Шурик даже не пытался подъехать к Пронску — куда ему, боголу, соваться? И слушать не станут, побьют, а то и вовсе… того… выше дерева стоячего. Вздохнув, он поневоле вобрал носом накатившие запахи — дровяной гари, молока, навоза и ещё чего-то кислого, опары, что ли.
Вздыхая, Пончик свернул на «прямоезжую дорогу» — к Рязани.
…Обросший, исхудавший, с закопчённым лицом, пропахший потом своим и конским, Александр Игоревич Пончев представлял собой душераздирающее зрелище, но глаза его горели решимостью.
Выбравшись к реке, он верно счёл её Окой и двинулся по берегу, высматривая стольный град. А вот и он!
Вдали, на том берегу, показались присыпанные снегом валы и бревенчатый тын, из-за которого выглядывали разноцветные маковки церквей. И тут Шурику перестало везти.
Откуда ни возьмись, набежали мужики в бурых армяках и собачьих треухах и обступили коня. Сильные руки стянули седока наземь.
— Попался, мунгал! — заорал мужичонка с редкими пегими волосиками. — Ужо тебе!
— В прорубь «копчёного»! — крикнул его длинноносый сосед, отвешивая Пончику тумака. — Ишь, окаянный, ходит всё, высматривает!
— Бей татарву! — взвился клич.
— Стойте! — завопил Александр. — Вы чего?! Я же свой! Я от монголов бежал и к князю вашему иду! Еле добрался до вас, а вы — бей…
— Свой?! — Длинноносый ухватил Пончика за отвороты дохи и притянул к себе. — Ты ишшо скажи, што крещёный!
— Да вот те крест!
Мужики затоптались неуверенно, запереглядывались — а вдруг и взаправду? Сгубишь зазря душу христианскую, не подумав, Бог не простит…
— А ну, — решительно сказал красноносый бородач, — давай, в город его! Пущай князюшка сам разбирается!
— Вер-рна! — зашумела вся компания.
И, плотно обступив «мунгала», мужики повели его. Перейдя реку по льду, выбрались к городским укреплениям. Стены рязанские впечатляли — громадные бревенчатые клети, сложенные из столетних дубовых кряжей, были забиты плотно утрамбованной землёю. Клети, как звенья цепи, смыкались боками в могучую стену и тянулись вокруг всего города, да в три яруса, да ещё с заборолами поверху. Крепость! Мыслимо ли взять такую?! Мыслимо… — печально подумал Пончик.

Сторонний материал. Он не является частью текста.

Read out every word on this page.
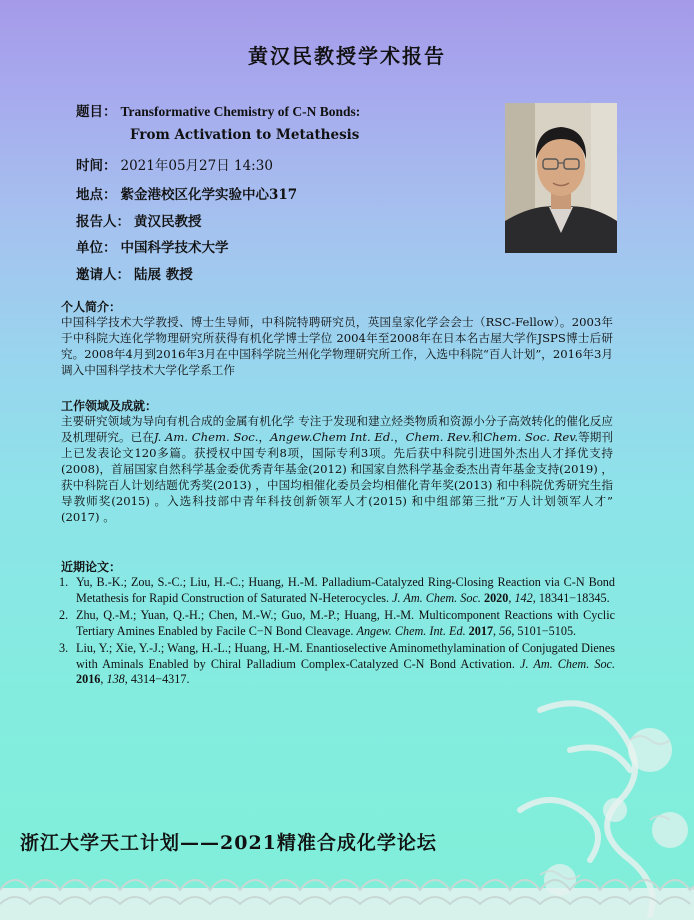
黄汉民教授学术报告
题目： Transformative Chemistry of C-N Bonds:
From Activation to Metathesis
时间： 2021年05月27日 14:30
地点： 紫金港校区化学实验中心317
报告人： 黄汉民教授
单位： 中国科学技术大学
邀请人： 陆展 教授
个人简介：
中国科学技术大学教授、博士生导师，中科院特聘研究员，英国皇家化学会会士（RSC-Fellow）。2003年于中科院大连化学物理研究所获得有机化学博士学位 2004年至2008年在日本名古屋大学作JSPS博士后研究。2008年4月到2016年3月在中国科学院兰州化学物理研究所工作，入选中科院“百人计划”，2016年3月调入中国科学技术大学化学系工作
工作领域及成就：
主要研究领域为导向有机合成的金属有机化学 专注于发现和建立烃类物质和资源小分子高效转化的催化反应及机理研究。已在J. Am. Chem. Soc.，Angew.Chem Int. Ed.，Chem. Rev.和Chem. Soc. Rev.等期刊上已发表论文120多篇。获授权中国专利8项，国际专利3项。先后获中科院引进国外杰出人才择优支持(2008)，首届国家自然科学基金委优秀青年基金(2012) 和国家自然科学基金委杰出青年基金支持(2019) ，获中科院百人计划结题优秀奖(2013) ，中国均相催化委员会均相催化青年奖(2013) 和中科院优秀研究生指导教师奖(2015) 。入选科技部中青年科技创新领军人才(2015) 和中组部第三批“万人计划领军人才” (2017) 。
近期论文：
1. Yu, B.-K.; Zou, S.-C.; Liu, H.-C.; Huang, H.-M. Palladium-Catalyzed Ring-Closing Reaction via C-N Bond Metathesis for Rapid Construction of Saturated N-Heterocycles. J. Am. Chem. Soc. 2020, 142, 18341−18345.
2. Zhu, Q.-M.; Yuan, Q.-H.; Chen, M.-W.; Guo, M.-P.; Huang, H.-M. Multicomponent Reactions with Cyclic Tertiary Amines Enabled by Facile C−N Bond Cleavage. Angew. Chem. Int. Ed. 2017, 56, 5101−5105.
3. Liu, Y.; Xie, Y.-J.; Wang, H.-L.; Huang, H.-M. Enantioselective Aminomethylamination of Conjugated Dienes with Aminals Enabled by Chiral Palladium Complex-Catalyzed C-N Bond Activation. J. Am. Chem. Soc. 2016, 138, 4314−4317.
浙江大学天工计划——2021精准合成化学论坛
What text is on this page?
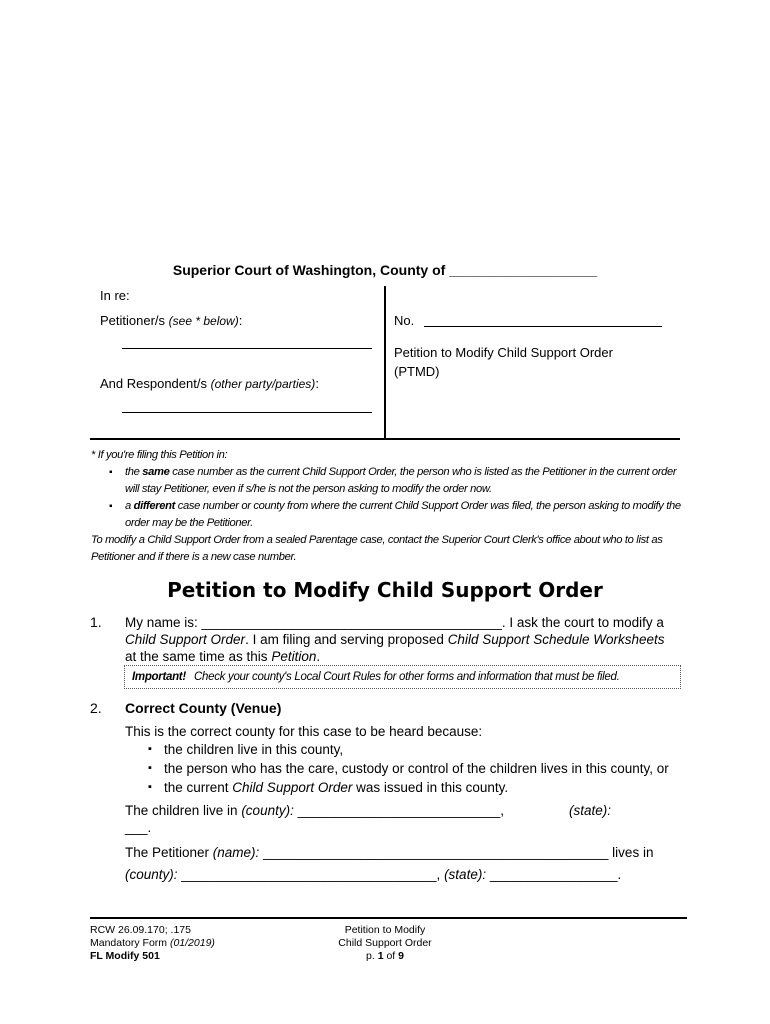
Superior Court of Washington, County of ___________________
In re:
Petitioner/s (see * below):
And Respondent/s (other party/parties):
No.
Petition to Modify Child Support Order
(PTMD)
* If you're filing this Petition in:
▪ the same case number as the current Child Support Order, the person who is listed as the Petitioner in the current order will stay Petitioner, even if s/he is not the person asking to modify the order now.
▪ a different case number or county from where the current Child Support Order was filed, the person asking to modify the order may be the Petitioner.
To modify a Child Support Order from a sealed Parentage case, contact the Superior Court Clerk's office about who to list as Petitioner and if there is a new case number.
Petition to Modify Child Support Order
1. My name is: ________________________________________. I ask the court to modify a Child Support Order. I am filing and serving proposed Child Support Schedule Worksheets at the same time as this Petition.
Important! Check your county's Local Court Rules for other forms and information that must be filed.
2. Correct County (Venue)
This is the correct county for this case to be heard because:
▪ the children live in this county,
▪ the person who has the care, custody or control of the children lives in this county, or
▪ the current Child Support Order was issued in this county.
The children live in (county): ___________________________,	(state):
___.
The Petitioner (name): ______________________________________________ lives in
(county): __________________________________, (state): _________________.
RCW 26.09.170; .175
Mandatory Form (01/2019)
FL Modify 501
Petition to Modify
Child Support Order
p. 1 of 9
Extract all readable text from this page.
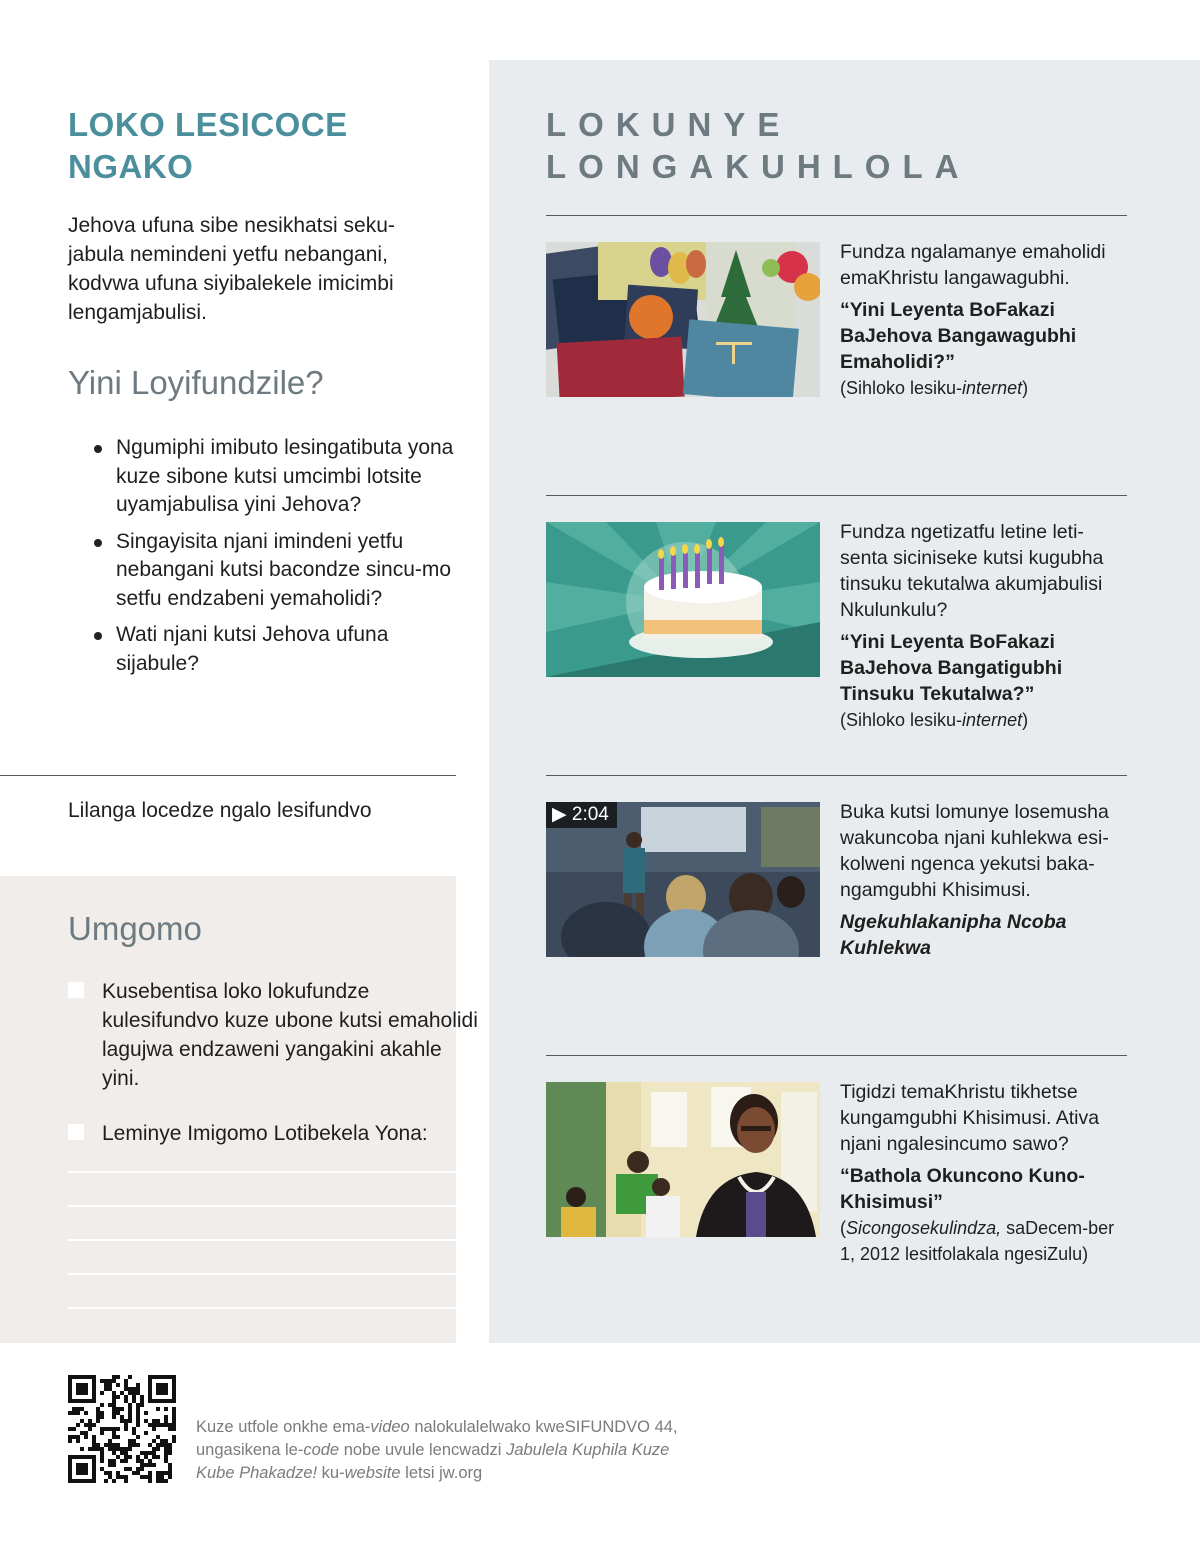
LOKO LESICOCE
NGAKO
Jehova ufuna sibe nesikhatsi seku-jabula nemindeni yetfu nebangani, kodvwa ufuna siyibalekele imicimbi lengamjabulisi.
Yini Loyifundzile?
Ngumiphi imibuto lesingatibuta yona kuze sibone kutsi umcimbi lotsite uyamjabulisa yini Jehova?
Singayisita njani imindeni yetfu nebangani kutsi bacondze sincu-mo setfu endzabeni yemaholidi?
Wati njani kutsi Jehova ufuna sijabule?
Lilanga locedze ngalo lesifundvo
Umgomo
Kusebentisa loko lokufundze kulesifundvo kuze ubone kutsi emaholidi lagujwa endzaweni yangakini akahle yini.
Leminye Imigomo Lotibekela Yona:
LOKUNYE
LONGAKUHLOLA

Fundza ngalamanye emaholidi emaKhristu langawagubhi.

“Yini Leyenta BoFakazi BaJehova Bangawagubhi Emaholidi?”

(Sihloko lesiku-internet)

Fundza ngetizatfu letine leti-senta siciniseke kutsi kugubha tinsuku tekutalwa akumjabulisi Nkulunkulu?

“Yini Leyenta BoFakazi BaJehova Bangatigubhi Tinsuku Tekutalwa?”

(Sihloko lesiku-internet)

▶ 2:04	Buka kutsi lomunye losemusha wakuncoba njani kuhlekwa esi-kolweni ngenca yekutsi baka-ngamgubhi Khisimusi.

Ngekuhlakanipha Ncoba Kuhlekwa

Tigidzi temaKhristu tikhetse kungamgubhi Khisimusi. Ativa njani ngalesincumo sawo?

“Bathola Okuncono Kuno-Khisimusi”

(Sicongosekulindza, saDecem-ber 1, 2012 lesitfolakala ngesiZulu)

Kuze utfole onkhe ema-video nalokulalelwako kweSIFUNDVO 44,
ungasikena le-code nobe uvule lencwadzi Jabulela Kuphila Kuze
Kube Phakadze! ku-website letsi jw.org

За проездом в валу он заметил, что узковатый мост, переброшенный через ров к могучей башне Спасских ворот, был очищен от снега — его подожгут, как только возникнет угроза осады. Стражи в длинных тулупах да в островерхих шлемах долго не хотели никого пускать, угрожая секирами, но мужики расшумелись так, что сам воевода явился, боярин Кофа.
— Чего шумим? — рявкнул он, грозно оглядывая толпу мужиков и странного человека, не то юродивого, не то беглого. — А эт-то ещё что за диво?
Длинноносый мигом сдёрнул меховой колпак с головы и сказал:
— Не гневайся, Вадим Данилыч! А только вот не пущают нас, а мы ж не абы как, мы тут мунгала словили, а он кабы и не мунгал…
— Свой я! — сердито заявил Пончик, вырывая руку из захвата у пегого. — В плену был у Батыя, да ушёл! Вот, к князю следую, помочь хочу, рассказать, что знаю, а этим только бы ловить…
Боярин хмуро осмотрел «мунгала» и спросил:
— Звать как?
— Александром.
— Ишь ты… Крещён ли?
— А то!
— Ну, пошли тогда.
— Куда?
— В баню.
— Куда-куда?!
— В баню! Смердишь ты больно, Александр…
— Понял, — ответил смиренно Пончик.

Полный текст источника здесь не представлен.